Јust over a year ago Tony Blackburn's life hung in the balance as he spent two months in hospital battling crippling sepsis and pneumonia.
Rushed to hospital after collapsing at home, the veteran DJ realised how grave things were when he woke to find his family crowded round his bed.
He says: "It was a bit of a shock. I thought, I'd better recover from this, you're not going to get my money yet".
But as he approaches his 82nd birthday in January, Tony is now fighting fit and has had a new lease of life.
And with his Radio 2 show Sounds of the 60s drawing huge audiences every weekend and an extensive run of his much-loved Live Tour coming up next year, he has no intention of hanging up his headphones.
Tony says: "The most important thing in life is health. Money's all right, but without your health, you can't enjoy it."
Describing work as "an incentive to keep going" he adds: "I can't stand the thought of retiring. When you get up in the morning, you've got to have something to do."
Tony, who got his first taste of the airwaves on pirate station Radio Caroline in 1964 after spotting an ad in the paper, has been in the business for six decades.
He says: "I always wanted to be on the radio. I was a singer when I was younger. I always wanted to be in showbiz, so when I read an advertisement for DJs on Radio Caroline, my mum said, 'Why don't you go for it?' I did and got the job. My dad was a doctor, but he thought it was great.
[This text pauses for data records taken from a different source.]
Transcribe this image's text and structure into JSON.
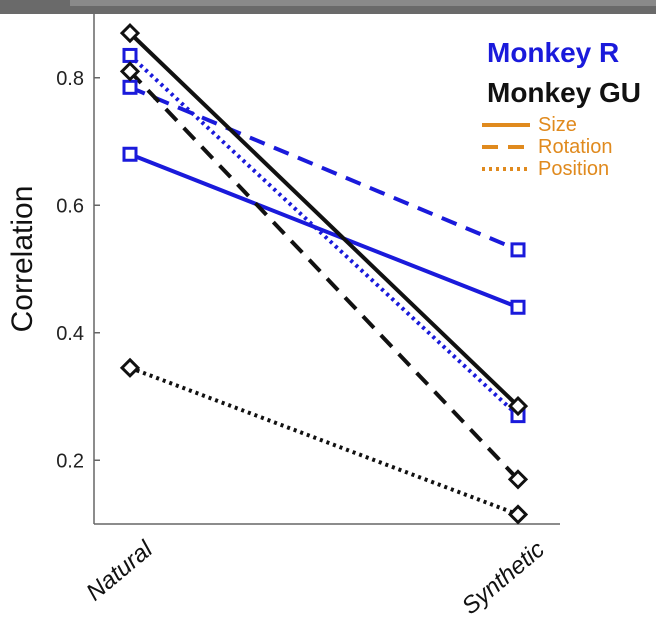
{
  "chart_data": {
    "type": "line",
    "categories": [
      "Natural",
      "Synthetic"
    ],
    "ylabel": "Correlation",
    "xlabel": "",
    "ylim": [
      0.1,
      0.9
    ],
    "yticks": [
      0.2,
      0.4,
      0.6,
      0.8
    ],
    "ytick_labels": [
      "0.2",
      "0.4",
      "0.6",
      "0.8"
    ],
    "grid": false,
    "legend": {
      "placement": "top-right",
      "groups": [
        {
          "label": "Monkey R",
          "color": "#1a1adb"
        },
        {
          "label": "Monkey GU",
          "color": "#111111"
        }
      ],
      "styles": [
        {
          "label": "Size",
          "dash": "solid"
        },
        {
          "label": "Rotation",
          "dash": "dashed"
        },
        {
          "label": "Position",
          "dash": "dotted"
        }
      ],
      "style_color": "#e08a1e"
    },
    "series": [
      {
        "group": "Monkey R",
        "style": "Size",
        "values": [
          0.68,
          0.44
        ]
      },
      {
        "group": "Monkey R",
        "style": "Rotation",
        "values": [
          0.785,
          0.53
        ]
      },
      {
        "group": "Monkey R",
        "style": "Position",
        "values": [
          0.835,
          0.27
        ]
      },
      {
        "group": "Monkey GU",
        "style": "Size",
        "values": [
          0.87,
          0.285
        ]
      },
      {
        "group": "Monkey GU",
        "style": "Rotation",
        "values": [
          0.81,
          0.17
        ]
      },
      {
        "group": "Monkey GU",
        "style": "Position",
        "values": [
          0.345,
          0.115
        ]
      }
    ],
    "colors": {
      "Monkey R": "#1a1adb",
      "Monkey GU": "#111111"
    },
    "markers": {
      "Monkey R": "square",
      "Monkey GU": "diamond"
    }
  }
}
"It's an unusual thing for one of your children to go into the North Sea, but they saw it as something I wanted to do. I'd been sending tapes into Decca and got turned down all the time, and thought this way I could get into the music business, and probably end up making records. I made 29 singles and two albums. None of them sold!"
As a DJ, he was far more successful.
On Radio Caroline, Tony, then 21, and his cohorts were based on a boat off the coast of Essex.